Father sighed. “I gave him a very mild sedative to help him sleep. He won't know you're there.”
“I'll know,” Catherine returned, folding her arms, bracing herself. If he banished her from the tunnels, she'd have considered it no more than her just due for what Vincent had endured on her behalf.
“Very well, then,” Father replied, gesturing to a nearby alcove well within sight of the still figure on the bed. “I'm not here to fight with you, Catherine. For one thing, I don't have the time; Vincent's medical needs are critical and will remain so for some time. For another, I don't fool myself: you were the one thing that kept him going long enough to find his way home.” His grey falcon's eyes met hers. “And for that, I am thankful. He might have given up without knowing you were looking.” He touched her arm gently. “So...a truce? We can talk about what he was doing up there later.”
She nodded, blinking back the tears of relief and worry and stress. “All right. Is there anything you need?”
That was the way the conversation had ended in the reality Catherine remembered. Reality unwound as Father turned away from his patient to look at her. Father had been angry with her---furious even---but the hate in his eyes was new. “What I need,” Father said, fury roughening his words, “is for you to leave us. Don't you think you've caused enough damage? Vincent could have been killed and that man Isaac---you let a topsider see him! I knew you were trouble from the moment Vincent brought you to us!” The grey eyes were cold as steel. “And if he dies, I'll hold you responsible.”
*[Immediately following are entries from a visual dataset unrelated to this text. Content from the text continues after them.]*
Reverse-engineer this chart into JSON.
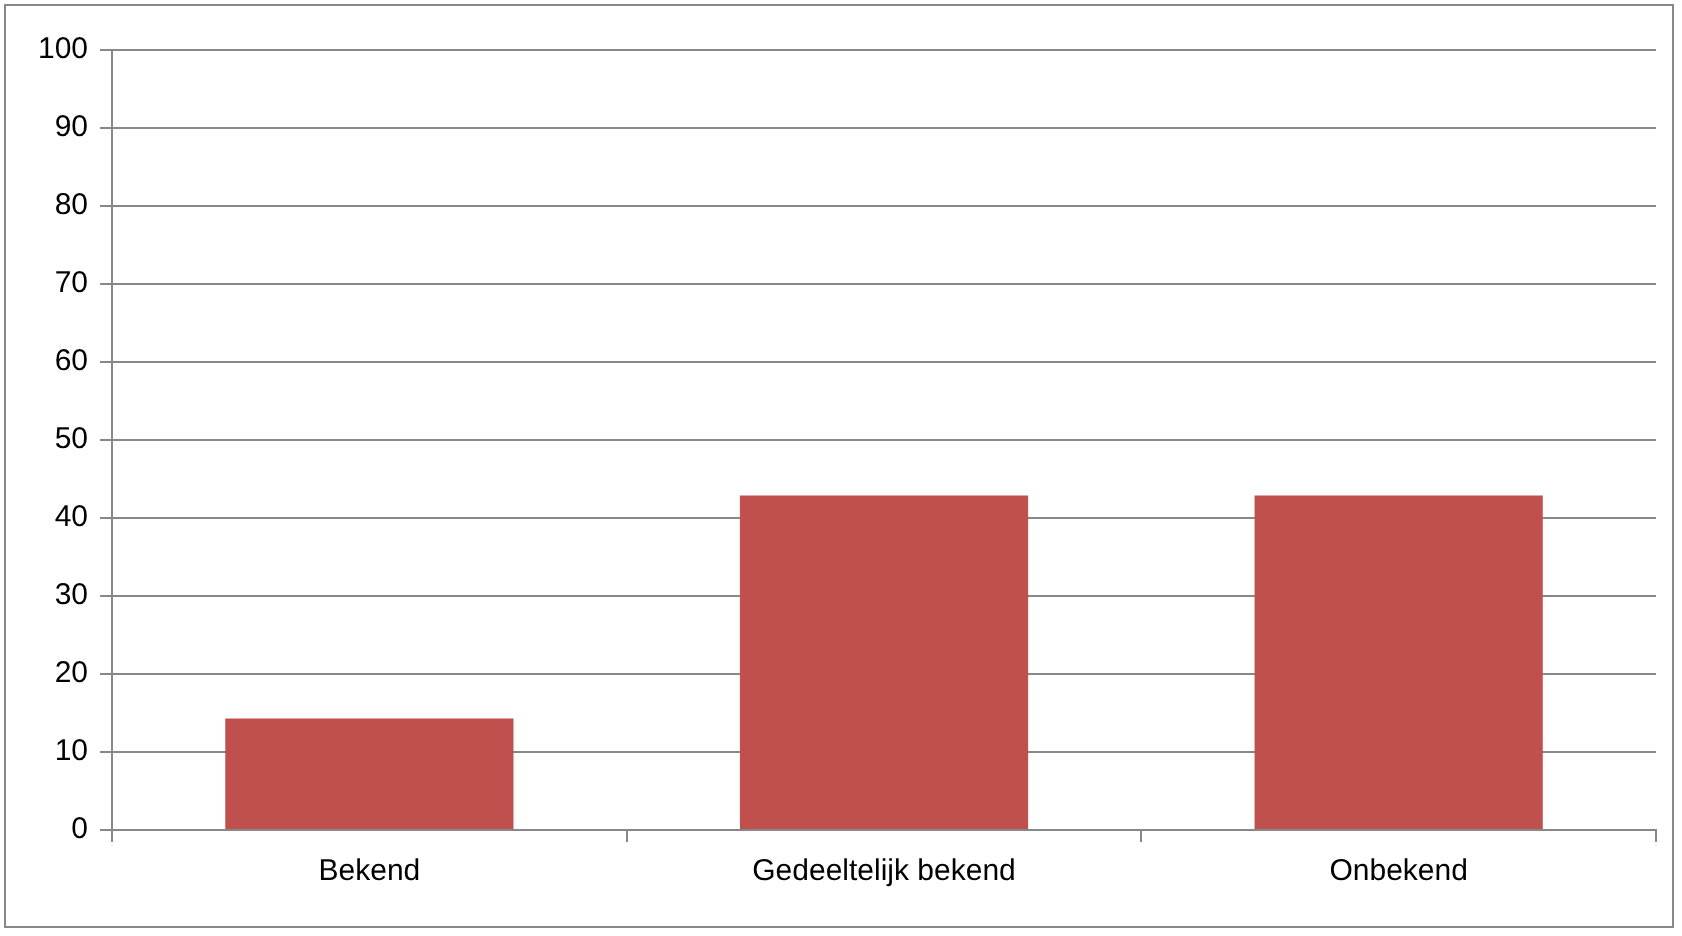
{
  "chart_data": {
    "type": "bar",
    "categories": [
      "Bekend",
      "Gedeeltelijk bekend",
      "Onbekend"
    ],
    "values": [
      14.3,
      42.9,
      42.9
    ],
    "color": "#c0504d",
    "ylim": [
      0,
      100
    ],
    "yticks": [
      0,
      10,
      20,
      30,
      40,
      50,
      60,
      70,
      80,
      90,
      100
    ],
    "grid": "y",
    "legend": false
  }
}
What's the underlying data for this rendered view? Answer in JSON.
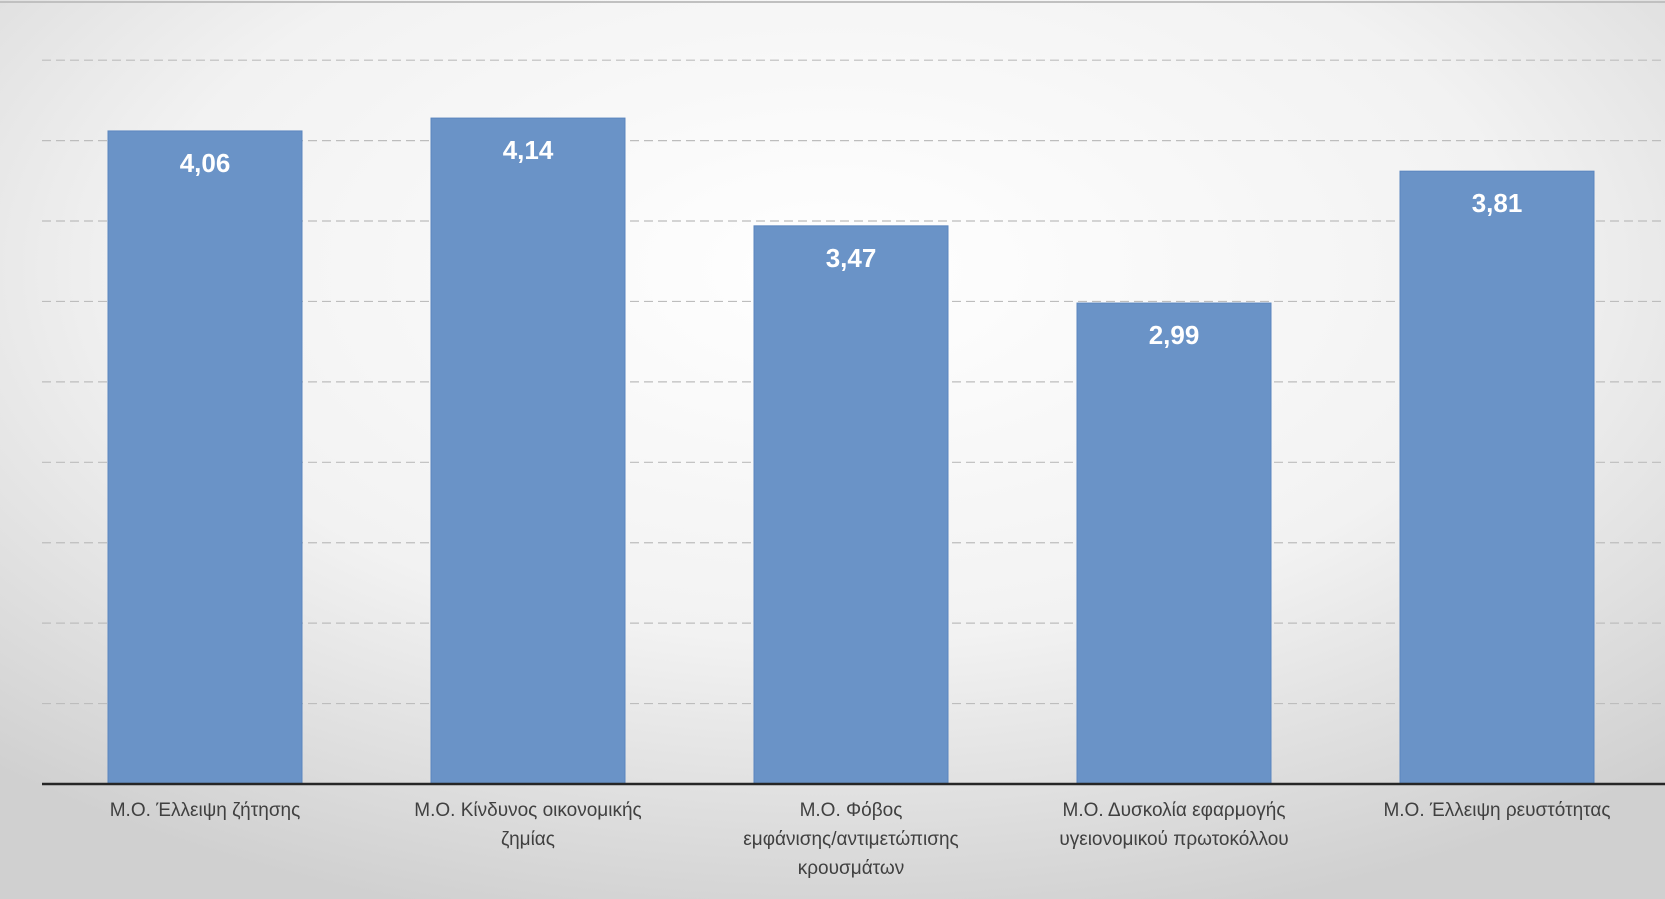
{
  "chart_data": {
    "type": "bar",
    "categories": [
      [
        "Μ.Ο. Έλλειψη ζήτησης"
      ],
      [
        "Μ.Ο. Κίνδυνος οικονομικής",
        "ζημίας"
      ],
      [
        "Μ.Ο. Φόβος",
        "εμφάνισης/αντιμετώπισης",
        "κρουσμάτων"
      ],
      [
        "Μ.Ο. Δυσκολία εφαρμογής",
        "υγειονομικού πρωτοκόλλου"
      ],
      [
        "Μ.Ο. Έλλειψη ρευστότητας"
      ]
    ],
    "values": [
      4.06,
      4.14,
      3.47,
      2.99,
      3.81
    ],
    "value_labels": [
      "4,06",
      "4,14",
      "3,47",
      "2,99",
      "3,81"
    ],
    "ylim": [
      0,
      4.7
    ],
    "gridlines": [
      0.5,
      1.0,
      1.5,
      2.0,
      2.5,
      3.0,
      3.5,
      4.0,
      4.5
    ],
    "grid": true,
    "grid_style": "dashed",
    "title": "",
    "xlabel": "",
    "ylabel": "",
    "bar_color": "#6a93c7",
    "bar_edge_color": "#5b86bf",
    "label_color": "#ffffff",
    "axis_color": "#262626",
    "background_center": "#ffffff",
    "background_edge": "#d4d4d4"
  }
}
Catherine opened her eyes. “That's not what happened,” she said, feeling Vincent's hand tightening on her own.
“No,” the apparition said. “But it could have. Your...fascination with Vincent has put him at great risk. Jacob knows this and will never trust you.”
The brief raspy laugh from Vincent startled her. “Father trusts her more than you can imagine, Paracelsus. He's trusted her with my life, time and again, and believed she could pull me from madness and despair when there was nothing he could do. You don't understand....anything.”
Vincent clambered to his feet; even with one hand on the wall to steady himself, he was a figure of power and strength. “I love her,” he said, “as she loves me. That's what you could never understand.”
“Monsters don't love,” the apparition snarled, and reality faded again.